The next day, Casey is explaining to Shane that the interview is being taped, not live, so it's okay if Shane has a coughing fit or needs to go to the bathroom, like maybe Shane has never been interviewed before. Shane claps Casey on the shoulder and says they should hook up now that Shane is in town. They sit down in chairs on the Close-Up interview set. "Hey, Jeremy," says Casey loudly. "Shane McArnold just asked me out." "He's a twit," says Jeremy into Casey's mic. Casey puts a finger to his earphone and says to Shane, "He says he's your number one fan." "Thanks!" says Shane, even giving Jeremy a cheesy thumbs-up. We hear Jeremy's voice coming into the studio, "You bet!" all enthusiastic, and Jeremy is forgiven for the whole Y2K annoyance. Then the TCs start rolling tape and the interview starts. "Shane, after eleven years with the Kansas City Royals [eleven years in Kansas City? The Vatican is wrong] ["Is this the wrong time to mention that the one famous person to come out of my hometown, Willie Wilson, played most of his career with the Royals?" -- Sars], you opted for free agency, signed with the New York Yankees. Let me be the first to say welcome to town. How do you feel?" In the control room Jeremy says, "Whoa, tough one from Casey."
But Natalie is suddenly spazzing because she's still upset about this "hell is a state" business and can't believe no one else is upset by this, and let me say, with the authority of someone schooled in fine Catholic institutions, I am more surprised that someone could be at all surprised that the Vatican might change its mind on whatever it arbitrarily decides to, unless it has to do with really important matters, such as birth control.

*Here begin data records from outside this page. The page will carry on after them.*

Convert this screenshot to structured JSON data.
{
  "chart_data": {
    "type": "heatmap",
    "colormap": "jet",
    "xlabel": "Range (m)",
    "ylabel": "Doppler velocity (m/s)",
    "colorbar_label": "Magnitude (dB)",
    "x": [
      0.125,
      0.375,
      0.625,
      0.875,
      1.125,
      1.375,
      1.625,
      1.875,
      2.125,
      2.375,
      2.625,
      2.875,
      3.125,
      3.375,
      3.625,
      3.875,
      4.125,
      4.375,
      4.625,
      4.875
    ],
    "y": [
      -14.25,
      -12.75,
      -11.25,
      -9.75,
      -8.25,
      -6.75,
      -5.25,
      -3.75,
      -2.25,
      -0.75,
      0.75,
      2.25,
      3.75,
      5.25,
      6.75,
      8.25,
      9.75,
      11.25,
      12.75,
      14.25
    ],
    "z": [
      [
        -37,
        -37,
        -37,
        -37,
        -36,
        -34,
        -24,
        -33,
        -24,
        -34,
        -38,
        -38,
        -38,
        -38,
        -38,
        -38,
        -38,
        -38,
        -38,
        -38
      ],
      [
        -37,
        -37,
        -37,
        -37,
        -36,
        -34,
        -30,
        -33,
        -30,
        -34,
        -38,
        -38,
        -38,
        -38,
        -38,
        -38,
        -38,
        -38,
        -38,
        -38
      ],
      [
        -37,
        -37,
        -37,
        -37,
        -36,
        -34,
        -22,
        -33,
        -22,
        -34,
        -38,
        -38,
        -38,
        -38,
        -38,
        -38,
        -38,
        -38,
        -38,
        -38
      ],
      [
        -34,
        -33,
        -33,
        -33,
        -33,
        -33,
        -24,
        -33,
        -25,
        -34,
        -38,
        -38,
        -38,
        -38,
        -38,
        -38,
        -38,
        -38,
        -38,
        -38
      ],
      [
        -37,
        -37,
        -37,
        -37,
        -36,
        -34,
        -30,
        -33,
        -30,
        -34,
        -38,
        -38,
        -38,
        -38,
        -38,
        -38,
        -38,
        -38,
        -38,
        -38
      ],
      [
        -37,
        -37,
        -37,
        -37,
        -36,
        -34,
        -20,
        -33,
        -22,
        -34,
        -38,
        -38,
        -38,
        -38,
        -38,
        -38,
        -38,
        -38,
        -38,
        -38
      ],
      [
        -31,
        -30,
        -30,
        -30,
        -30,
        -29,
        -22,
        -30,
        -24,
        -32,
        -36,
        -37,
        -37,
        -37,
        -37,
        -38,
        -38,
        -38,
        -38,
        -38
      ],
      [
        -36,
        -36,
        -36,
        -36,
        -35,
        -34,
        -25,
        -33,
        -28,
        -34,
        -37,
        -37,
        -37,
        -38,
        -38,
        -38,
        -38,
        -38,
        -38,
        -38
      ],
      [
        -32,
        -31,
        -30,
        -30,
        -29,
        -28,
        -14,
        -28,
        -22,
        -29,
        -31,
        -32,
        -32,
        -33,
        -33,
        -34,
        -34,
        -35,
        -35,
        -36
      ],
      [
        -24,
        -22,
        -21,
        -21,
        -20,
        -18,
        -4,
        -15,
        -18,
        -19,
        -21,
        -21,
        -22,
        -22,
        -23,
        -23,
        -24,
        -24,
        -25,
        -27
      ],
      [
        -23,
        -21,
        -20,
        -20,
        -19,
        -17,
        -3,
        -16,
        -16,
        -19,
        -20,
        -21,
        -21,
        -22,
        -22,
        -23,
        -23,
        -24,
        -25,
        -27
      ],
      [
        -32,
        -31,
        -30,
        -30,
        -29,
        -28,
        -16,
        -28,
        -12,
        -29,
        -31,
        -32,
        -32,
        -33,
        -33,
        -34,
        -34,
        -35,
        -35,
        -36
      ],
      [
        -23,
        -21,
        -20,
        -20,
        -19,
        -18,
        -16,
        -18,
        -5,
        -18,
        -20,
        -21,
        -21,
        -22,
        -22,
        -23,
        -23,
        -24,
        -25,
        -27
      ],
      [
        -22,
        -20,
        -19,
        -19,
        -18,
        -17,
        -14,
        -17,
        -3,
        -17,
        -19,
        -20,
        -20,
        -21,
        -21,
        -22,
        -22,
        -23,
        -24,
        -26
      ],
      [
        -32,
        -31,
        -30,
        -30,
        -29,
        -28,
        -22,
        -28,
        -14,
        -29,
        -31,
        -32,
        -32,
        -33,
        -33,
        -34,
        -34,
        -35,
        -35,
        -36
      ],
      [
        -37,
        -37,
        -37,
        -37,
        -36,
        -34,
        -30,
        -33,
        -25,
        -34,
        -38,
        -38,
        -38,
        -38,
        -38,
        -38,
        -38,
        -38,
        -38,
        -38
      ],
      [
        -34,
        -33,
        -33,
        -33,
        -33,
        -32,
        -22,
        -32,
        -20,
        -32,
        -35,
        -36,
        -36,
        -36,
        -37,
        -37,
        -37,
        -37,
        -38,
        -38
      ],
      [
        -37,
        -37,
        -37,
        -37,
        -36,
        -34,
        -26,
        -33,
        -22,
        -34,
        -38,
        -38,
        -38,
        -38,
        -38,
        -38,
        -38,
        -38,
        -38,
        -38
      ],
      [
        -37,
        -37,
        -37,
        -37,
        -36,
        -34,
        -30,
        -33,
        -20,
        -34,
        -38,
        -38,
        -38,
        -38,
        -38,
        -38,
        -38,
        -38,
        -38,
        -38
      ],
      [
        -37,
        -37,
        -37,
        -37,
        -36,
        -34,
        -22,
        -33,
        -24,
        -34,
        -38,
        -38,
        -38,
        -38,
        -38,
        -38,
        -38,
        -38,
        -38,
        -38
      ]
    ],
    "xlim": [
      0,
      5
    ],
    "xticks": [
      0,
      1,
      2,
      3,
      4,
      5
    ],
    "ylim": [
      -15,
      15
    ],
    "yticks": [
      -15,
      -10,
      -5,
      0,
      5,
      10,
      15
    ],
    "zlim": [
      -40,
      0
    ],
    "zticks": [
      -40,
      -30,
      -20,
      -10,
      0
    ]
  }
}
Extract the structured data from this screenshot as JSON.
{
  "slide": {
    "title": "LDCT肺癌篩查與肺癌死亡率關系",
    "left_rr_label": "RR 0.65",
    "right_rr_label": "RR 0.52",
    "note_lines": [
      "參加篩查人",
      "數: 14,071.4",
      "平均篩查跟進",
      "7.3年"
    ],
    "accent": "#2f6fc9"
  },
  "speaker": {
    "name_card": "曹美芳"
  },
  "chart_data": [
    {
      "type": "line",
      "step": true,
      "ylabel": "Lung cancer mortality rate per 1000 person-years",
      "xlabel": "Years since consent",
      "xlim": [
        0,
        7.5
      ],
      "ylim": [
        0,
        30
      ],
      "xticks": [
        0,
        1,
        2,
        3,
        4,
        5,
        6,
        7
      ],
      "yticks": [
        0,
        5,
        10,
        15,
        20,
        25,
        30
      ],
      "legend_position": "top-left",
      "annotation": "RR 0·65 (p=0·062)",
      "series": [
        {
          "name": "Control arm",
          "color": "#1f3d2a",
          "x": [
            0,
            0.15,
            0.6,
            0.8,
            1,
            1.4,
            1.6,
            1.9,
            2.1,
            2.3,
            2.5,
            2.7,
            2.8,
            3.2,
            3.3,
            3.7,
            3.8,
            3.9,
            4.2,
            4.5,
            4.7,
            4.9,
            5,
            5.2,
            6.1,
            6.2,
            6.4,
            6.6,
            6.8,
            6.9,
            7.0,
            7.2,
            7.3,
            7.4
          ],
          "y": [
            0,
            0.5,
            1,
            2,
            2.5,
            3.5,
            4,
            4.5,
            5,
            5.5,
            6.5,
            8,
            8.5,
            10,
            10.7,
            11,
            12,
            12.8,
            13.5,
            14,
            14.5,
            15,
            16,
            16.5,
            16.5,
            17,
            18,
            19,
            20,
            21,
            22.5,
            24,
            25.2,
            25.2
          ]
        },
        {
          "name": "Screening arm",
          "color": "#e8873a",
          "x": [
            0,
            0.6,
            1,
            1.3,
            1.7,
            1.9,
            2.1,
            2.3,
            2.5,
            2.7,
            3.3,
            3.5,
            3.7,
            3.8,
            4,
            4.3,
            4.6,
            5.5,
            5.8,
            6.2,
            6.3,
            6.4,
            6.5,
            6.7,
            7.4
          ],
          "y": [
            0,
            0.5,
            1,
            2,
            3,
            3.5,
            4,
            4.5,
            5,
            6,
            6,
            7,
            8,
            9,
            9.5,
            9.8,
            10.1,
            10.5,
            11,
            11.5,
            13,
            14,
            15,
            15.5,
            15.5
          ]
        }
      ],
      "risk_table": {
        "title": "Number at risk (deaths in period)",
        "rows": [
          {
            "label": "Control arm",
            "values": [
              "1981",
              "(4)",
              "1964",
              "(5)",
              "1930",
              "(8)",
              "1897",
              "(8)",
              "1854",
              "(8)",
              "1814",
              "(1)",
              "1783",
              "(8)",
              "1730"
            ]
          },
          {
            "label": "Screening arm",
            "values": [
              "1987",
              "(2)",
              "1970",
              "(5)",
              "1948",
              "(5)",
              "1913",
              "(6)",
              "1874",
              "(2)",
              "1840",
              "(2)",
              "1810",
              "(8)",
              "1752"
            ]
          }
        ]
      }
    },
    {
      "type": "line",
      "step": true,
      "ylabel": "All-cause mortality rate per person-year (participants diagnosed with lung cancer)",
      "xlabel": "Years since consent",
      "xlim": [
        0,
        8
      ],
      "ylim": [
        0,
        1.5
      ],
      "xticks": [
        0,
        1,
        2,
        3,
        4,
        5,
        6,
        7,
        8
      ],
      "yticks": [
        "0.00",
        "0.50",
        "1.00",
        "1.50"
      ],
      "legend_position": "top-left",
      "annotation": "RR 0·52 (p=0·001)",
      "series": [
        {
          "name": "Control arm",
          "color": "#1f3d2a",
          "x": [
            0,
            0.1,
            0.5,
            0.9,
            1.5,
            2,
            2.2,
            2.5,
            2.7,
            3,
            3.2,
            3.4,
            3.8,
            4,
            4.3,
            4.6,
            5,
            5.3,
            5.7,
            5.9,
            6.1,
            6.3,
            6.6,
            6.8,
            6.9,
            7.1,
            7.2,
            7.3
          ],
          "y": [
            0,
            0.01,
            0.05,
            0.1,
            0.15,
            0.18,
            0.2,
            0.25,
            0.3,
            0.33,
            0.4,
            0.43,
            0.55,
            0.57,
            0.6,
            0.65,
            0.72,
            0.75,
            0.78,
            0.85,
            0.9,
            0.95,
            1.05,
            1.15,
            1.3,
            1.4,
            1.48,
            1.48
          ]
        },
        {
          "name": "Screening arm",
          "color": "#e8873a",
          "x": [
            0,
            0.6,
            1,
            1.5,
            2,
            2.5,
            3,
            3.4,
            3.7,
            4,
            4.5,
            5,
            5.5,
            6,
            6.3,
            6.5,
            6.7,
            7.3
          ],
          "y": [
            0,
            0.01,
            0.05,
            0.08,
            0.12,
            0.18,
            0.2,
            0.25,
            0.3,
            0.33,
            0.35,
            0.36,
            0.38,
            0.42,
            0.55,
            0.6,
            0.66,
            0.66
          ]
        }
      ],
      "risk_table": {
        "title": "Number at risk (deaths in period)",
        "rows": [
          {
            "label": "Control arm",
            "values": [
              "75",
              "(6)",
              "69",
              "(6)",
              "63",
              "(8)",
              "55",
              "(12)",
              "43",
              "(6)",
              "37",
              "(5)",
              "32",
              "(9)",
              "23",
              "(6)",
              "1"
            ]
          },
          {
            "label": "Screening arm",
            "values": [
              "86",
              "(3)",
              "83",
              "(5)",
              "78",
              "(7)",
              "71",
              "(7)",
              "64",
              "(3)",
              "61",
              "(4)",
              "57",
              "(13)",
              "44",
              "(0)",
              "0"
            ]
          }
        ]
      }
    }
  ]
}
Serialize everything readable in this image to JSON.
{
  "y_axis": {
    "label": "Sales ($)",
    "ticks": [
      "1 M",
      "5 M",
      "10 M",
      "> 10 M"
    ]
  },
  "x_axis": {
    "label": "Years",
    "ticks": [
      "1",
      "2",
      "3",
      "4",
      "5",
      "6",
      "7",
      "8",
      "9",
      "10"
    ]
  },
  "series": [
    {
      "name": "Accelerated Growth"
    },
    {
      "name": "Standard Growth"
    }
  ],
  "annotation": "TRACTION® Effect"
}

Furthermore, I don't see this being any major revelation, since I always figured it was common understanding that hell was no more a physical place than heaven is, but Natalie is acting like she really thought if you dug a hole deep enough you would enter hell with its lakes of fire and blankets of maggots and all that stuff. Since Kim wasn't in the bar the night before, Natalie has to explain that there's no hell, which isn't even really what the Vatican said, but whatever, Natalie. "There's no hell? Cool!" says Kim. She smiles. I for one cannot wait to see what Kim does with no fear of having to pay penance for her sins. Natalie whines about the sisters who used to beat her at Our Lady of Perpetual Sorrow. "They beat you?" says Jeremy. Natalie admits that they only yelled at her. "Why?" I can take a wild guess. "So I wouldn't go to hell!" she says. Man, Catholic school apparently messed up Natalie more than it did me. Even as a kid I knew that getting into trouble for fighting or talking back or whatever didn't absolve me of my sins. I had to go to confession and say Hail Marys for that, and I found it kind of cool that no matter what I did, I could confess it and be forgiven for it, and once I even hit someone who was bugging a friend of mine, largely because I was aware we were going to confession that afternoon, which I guess was an eight-year-old's version of the same thought process that allows the Mafia to be so devoutly Catholic. Jeremy suggests that Natalie wasn't taught by the world's happiest nuns, but concedes that the "Perpetual Sorrow" ought to have been a giveaway.
Dana comes into the control room and wants to know if Jeremy is listening. "Listening to what?" he says. "The interview you're producing," says Dana. Jeremy, instead of taking the hint, laughs and says, "I'm producing the segment, my contract doesn't say anything about my having to pay attention to it." Dana says Shane said he doesn't like New York. Jeremy starts paying attention. Dana looks happy.